Lessons learnt by local services from the Novichok attack in Salisbury
The Novichok attack in Salisbury 2018 received international attention. How did the local services and community deal with this unprecedented incident?
A distinguished panel of security professionals recently gathered together at the Safer Cities Summit hosted by International Security Expo, including senior representatives from the city of Salisbury, the Home Office, Scottish government and counter terror policing. This provided an opportunity to share experience, learning and recommendations, in particular from the Novichok attack in Salisbury in 2018.
The challenge of dealing with the unknown
A clear challenge from the outset for the Salisbury attack was dealing with the unknown: what kind of attack it was; where the attack actually occurred; and who was involved. This lack of clarity made it difficult to keep people informed without further increasing fear levels: getting this balance right was key.
The high media attention made a big impact on footfall to the city and its businesses. The Russian involvement kept the situation in the headlines for a long time, with repeated footage being shown of boarded-up, cordoned-off areas. It was really important to restore public confidence to achieve long-term economic recovery.

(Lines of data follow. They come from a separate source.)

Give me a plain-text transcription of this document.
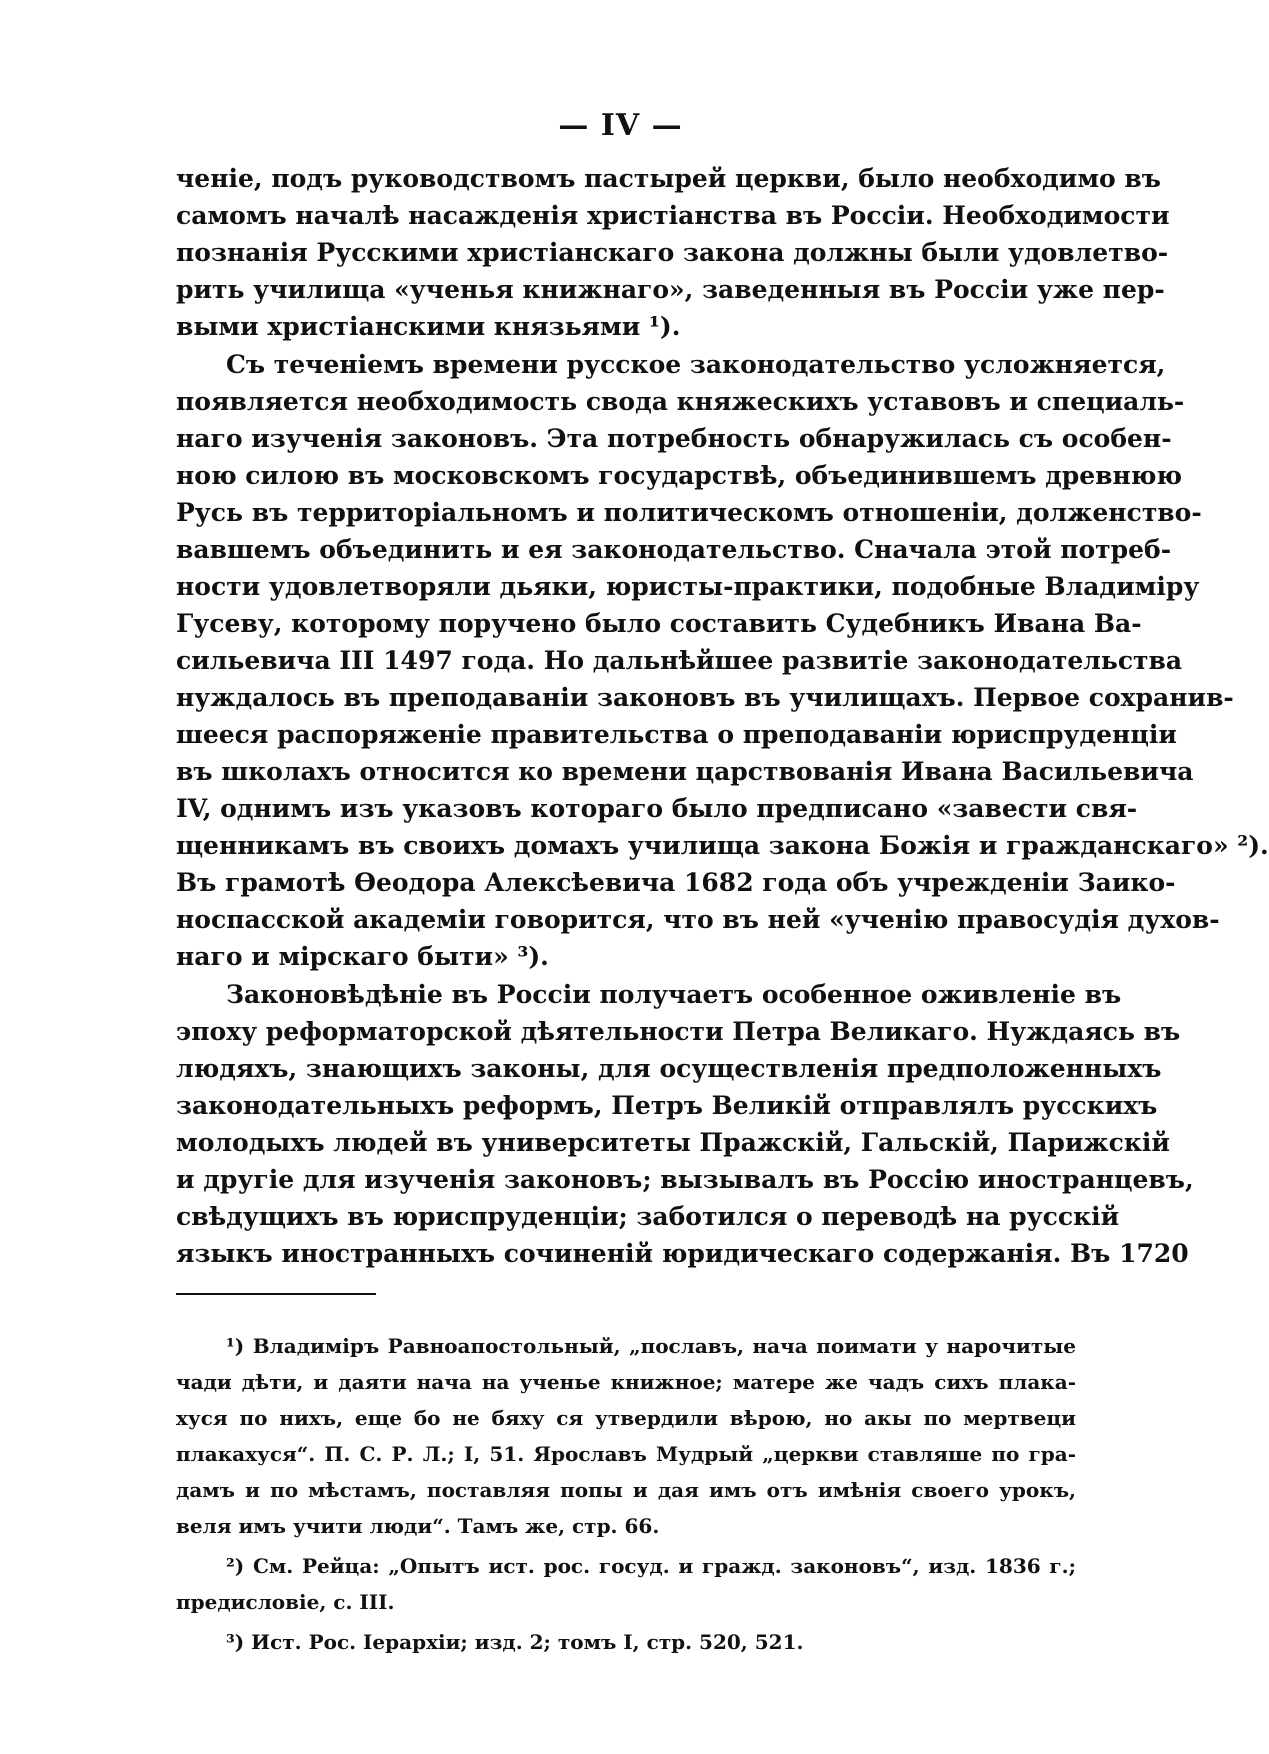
— IV —
ченіе, подъ руководствомъ пастырей церкви, было необходимо въ
самомъ началѣ насажденія христіанства въ Россіи. Необходимости
познанія Русскими христіанскаго закона должны были удовлетво-
рить училища «ученья книжнаго», заведенныя въ Россіи уже пер-
выми христіанскими князьями ¹).
Съ теченіемъ времени русское законодательство усложняется,
появляется необходимость свода княжескихъ уставовъ и специаль-
наго изученія законовъ. Эта потребность обнаружилась съ особен-
ною силою въ московскомъ государствѣ, объединившемъ древнюю
Русь въ территоріальномъ и политическомъ отношеніи, долженство-
вавшемъ объединить и ея законодательство. Сначала этой потреб-
ности удовлетворяли дьяки, юристы-практики, подобные Владиміру
Гусеву, которому поручено было составить Судебникъ Ивана Ва-
сильевича III 1497 года. Но дальнѣйшее развитіе законодательства
нуждалось въ преподаваніи законовъ въ училищахъ. Первое сохранив-
шееся распоряженіе правительства о преподаваніи юриспруденціи
въ школахъ относится ко времени царствованія Ивана Васильевича
IV, однимъ изъ указовъ котораго было предписано «завести свя-
щенникамъ въ своихъ домахъ училища закона Божія и гражданскаго» ²).
Въ грамотѣ Өеодора Алексѣевича 1682 года объ учрежденіи Заико-
носпасской академіи говорится, что въ ней «ученію правосудія духов-
наго и мірскаго быти» ³).
Законовѣдѣніе въ Россіи получаетъ особенное оживленіе въ
эпоху реформаторской дѣятельности Петра Великаго. Нуждаясь въ
людяхъ, знающихъ законы, для осуществленія предположенныхъ
законодательныхъ реформъ, Петръ Великій отправлялъ русскихъ
молодыхъ людей въ университеты Пражскій, Гальскій, Парижскій
и другіе для изученія законовъ; вызывалъ въ Россію иностранцевъ,
свѣдущихъ въ юриспруденціи; заботился о переводѣ на русскій
языкъ иностранныхъ сочиненій юридическаго содержанія. Въ 1720
¹) Владиміръ Равноапостольный, „пославъ, нача поимати у нарочитые
чади дѣти, и даяти нача на ученье книжное; матере же чадъ сихъ плака-
хуся по нихъ, еще бо не бяху ся утвердили вѣрою, но акы по мертвеци
плакахуся“. П. С. Р. Л.; I, 51. Ярославъ Мудрый „церкви ставляше по гра-
дамъ и по мѣстамъ, поставляя попы и дая имъ отъ имѣнія своего урокъ,
веля имъ учити люди“. Тамъ же, стр. 66.
²) См. Рейца: „Опытъ ист. рос. госуд. и гражд. законовъ“, изд. 1836 г.;
предисловіе, с. III.
³) Ист. Рос. Іерархіи; изд. 2; томъ I, стр. 520, 521.
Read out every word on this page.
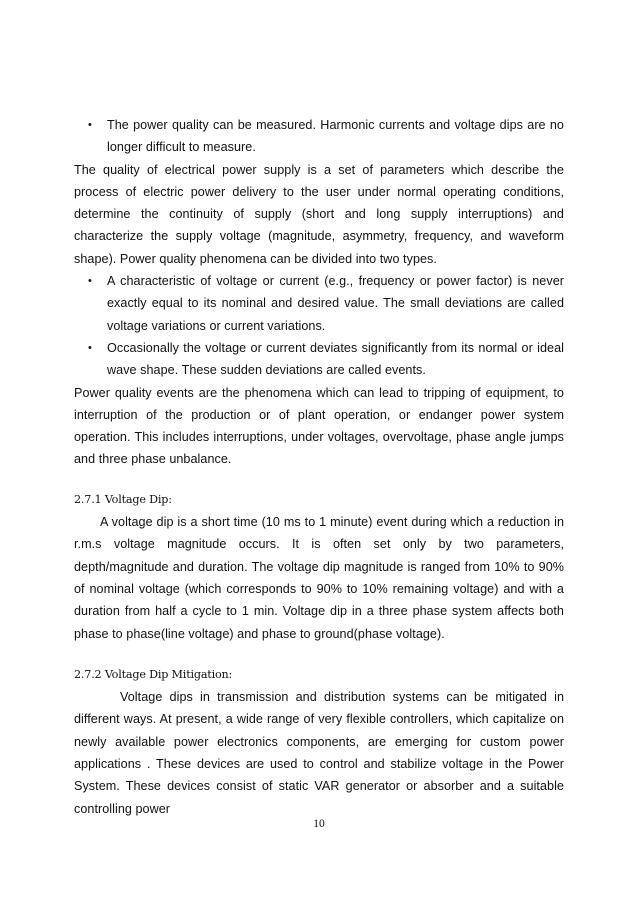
• The power quality can be measured. Harmonic currents and voltage dips are no longer difficult to measure.

The quality of electrical power supply is a set of parameters which describe the process of electric power delivery to the user under normal operating conditions, determine the continuity of supply (short and long supply interruptions) and characterize the supply voltage (magnitude, asymmetry, frequency, and waveform shape). Power quality phenomena can be divided into two types.

• A characteristic of voltage or current (e.g., frequency or power factor) is never exactly equal to its nominal and desired value. The small deviations are called voltage variations or current variations.
• Occasionally the voltage or current deviates significantly from its normal or ideal wave shape. These sudden deviations are called events.

Power quality events are the phenomena which can lead to tripping of equipment, to interruption of the production or of plant operation, or endanger power system operation. This includes interruptions, under voltages, overvoltage, phase angle jumps and three phase unbalance.

2.7.1 Voltage Dip:

A voltage dip is a short time (10 ms to 1 minute) event during which a reduction in r.m.s voltage magnitude occurs. It is often set only by two parameters, depth/magnitude and duration. The voltage dip magnitude is ranged from 10% to 90% of nominal voltage (which corresponds to 90% to 10% remaining voltage) and with a duration from half a cycle to 1 min. Voltage dip in a three phase system affects both phase to phase(line voltage) and phase to ground(phase voltage).

2.7.2 Voltage Dip Mitigation:

Voltage dips in transmission and distribution systems can be mitigated in different ways. At present, a wide range of very flexible controllers, which capitalize on newly available power electronics components, are emerging for custom power applications . These devices are used to control and stabilize voltage in the Power System. These devices consist of static VAR generator or absorber and a suitable controlling power

10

All these challenges were exacerbated by the second tragic incident of poisoning, just before the school holidays started, when the local parks were to be reopened.
The response to the Novichok attack in Salisbury
It is acknowledged that Salisbury has coped well. Local people remained loyal to the city centre. There was excellent support from the private sector, charities and volunteers, with collaboration critical to success.
The restaurant involved, Zizzi, was particularly commended for continuing to pay staff during the closure and retaining the business in Salisbury.
The learnings for towns and cities everywhere
Assume something similar could happen in your area and recognise that the impact can be mitigated and contained, with the right systems and processes. We can prepare for any kind of disaster – with existing plans, partners and relationships. The panel’s recommendations can be summarised in the sections that follow:
Prepare, prepare prepare … Using existing legislation and structures
Irrespective of the changing threat, we must remember the basic principles: plan using existing legislation and structures in place, including the Civil Contingencies Act, which clearly outlines the responsibilities for Category 1 and Category 2 responders. Additionally, the UK Government’s Counter Terrorism strategy, CONTEST with the four Ps (Prevent, Prepare, Protect and Pursue), continues to set out the approach to take. These two form part of the resilience of the structures and services in the UK and are an underlining strength.
The panel emphasised the importance of consequence management, including training, testing and exercising. Additionally, the need to bring together local authorities, government departments and police, giving them the same messages and constantly reviewing the approach. This is what brings quality.
Crystal clear communications
It was acknowledged that critical events are difficult to handle and fast communication with the right message reduces time to get the event under control.
Don’t underestimate the challenge of dealing with the media. This requires consistent and constant messages – you will face a bombardment: everyone will be approached from councillors to school children to business owners. In Salisbury, it was necessary to deal with the immediate decontamination, which took months. This message needed careful explanation to the public.
Use every means possible to communicate with the public. There was wide support at the summit for CSSC, which is now rolled out across the country along policing regions. This provides a communications vehicle with central management and local messaging: right person, right area, right time. Additionally, there was a reminder to use the local police Twitter messaging – that is the truth.
Create a strong society
There was a general view that resilience is about creating a strong society. We must maintain perspective on terrorism. It is one of many threats we face – terrorism gets the coverage, but illegal drugs, organised crime and severe weather, these are significant issues too. At the heart of our approach is preparing for the possible consequences, irrespective of the causes of emergency incidents.
Additionally, as part of creating resilience, there is a public expectation of reassurance and strong leadership. A focus on personal reassurance and resilience from leaders is welcomed.
Role of Private Sector is crucial
There is a wealth of desire and energy to support efforts to counter terrorism. Since March 2018 and the implementation of the Step Change initiative, it was recognised that the relationship between public and private organisations has matured, is more open and feels fundamentally different.
But there is a lot more we can all do. Counter Terror Policing recognise they need to be clear about their task. How can they share their challenge and direction of travel? They need to be confident enough to empower industry and share information. Everyone has the ability to recognise hostile reconnaissance. Employers have an emotional contract with their employers and there are really good example of big employers reaching out to their staff.
The panel discussion concluded that the role of private sector security is critical with a further challenge to address – how are you putting Protective Security at the heart of your community?